The goal is to find the starting position of a slice whose average is minimal.

Write a function:

class Solution { public int solution(int[] A); }

that, given a non-empty array A consisting of N integers, returns the starting position of the slice with the minimal average.

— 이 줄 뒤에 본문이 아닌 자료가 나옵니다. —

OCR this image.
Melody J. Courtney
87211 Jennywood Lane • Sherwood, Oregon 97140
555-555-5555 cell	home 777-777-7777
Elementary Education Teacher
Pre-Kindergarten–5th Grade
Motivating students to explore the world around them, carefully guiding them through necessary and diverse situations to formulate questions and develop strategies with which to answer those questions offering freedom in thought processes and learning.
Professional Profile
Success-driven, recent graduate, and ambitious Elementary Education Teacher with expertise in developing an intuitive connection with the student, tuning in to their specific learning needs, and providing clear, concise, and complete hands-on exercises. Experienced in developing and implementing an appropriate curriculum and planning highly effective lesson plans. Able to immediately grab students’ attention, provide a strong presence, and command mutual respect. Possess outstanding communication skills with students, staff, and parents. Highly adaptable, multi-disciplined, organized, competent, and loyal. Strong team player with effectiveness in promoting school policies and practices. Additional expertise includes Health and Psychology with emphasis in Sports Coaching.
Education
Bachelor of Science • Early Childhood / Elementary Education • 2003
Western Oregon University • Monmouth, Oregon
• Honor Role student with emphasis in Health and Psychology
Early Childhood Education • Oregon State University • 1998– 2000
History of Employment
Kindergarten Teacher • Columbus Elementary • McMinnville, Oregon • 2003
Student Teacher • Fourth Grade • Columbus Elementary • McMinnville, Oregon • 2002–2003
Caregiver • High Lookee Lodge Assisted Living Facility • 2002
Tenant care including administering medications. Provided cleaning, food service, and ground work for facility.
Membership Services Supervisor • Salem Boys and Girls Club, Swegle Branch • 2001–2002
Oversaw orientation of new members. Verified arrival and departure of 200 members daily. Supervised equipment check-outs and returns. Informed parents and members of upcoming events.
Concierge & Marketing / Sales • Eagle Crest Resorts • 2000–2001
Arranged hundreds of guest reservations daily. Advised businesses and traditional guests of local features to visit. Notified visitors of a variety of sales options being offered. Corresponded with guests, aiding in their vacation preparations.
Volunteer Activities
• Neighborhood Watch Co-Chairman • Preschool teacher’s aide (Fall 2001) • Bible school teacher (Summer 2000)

If there is more than one slice with a minimal average, you should return the smallest starting position of such a slice.

For example, given array A such that:

A[0] = 4 A[1] = 2 A[2] = 2 A[3] = 5 A[4] = 1 A[5] = 5 A[6] = 8

the function should return 1, as explained above.

Write an efficient algorithm for the following assumptions:

• N is an integer within the range [2..100,000];
• each element of array A is an integer within the range [−10,000..10,000].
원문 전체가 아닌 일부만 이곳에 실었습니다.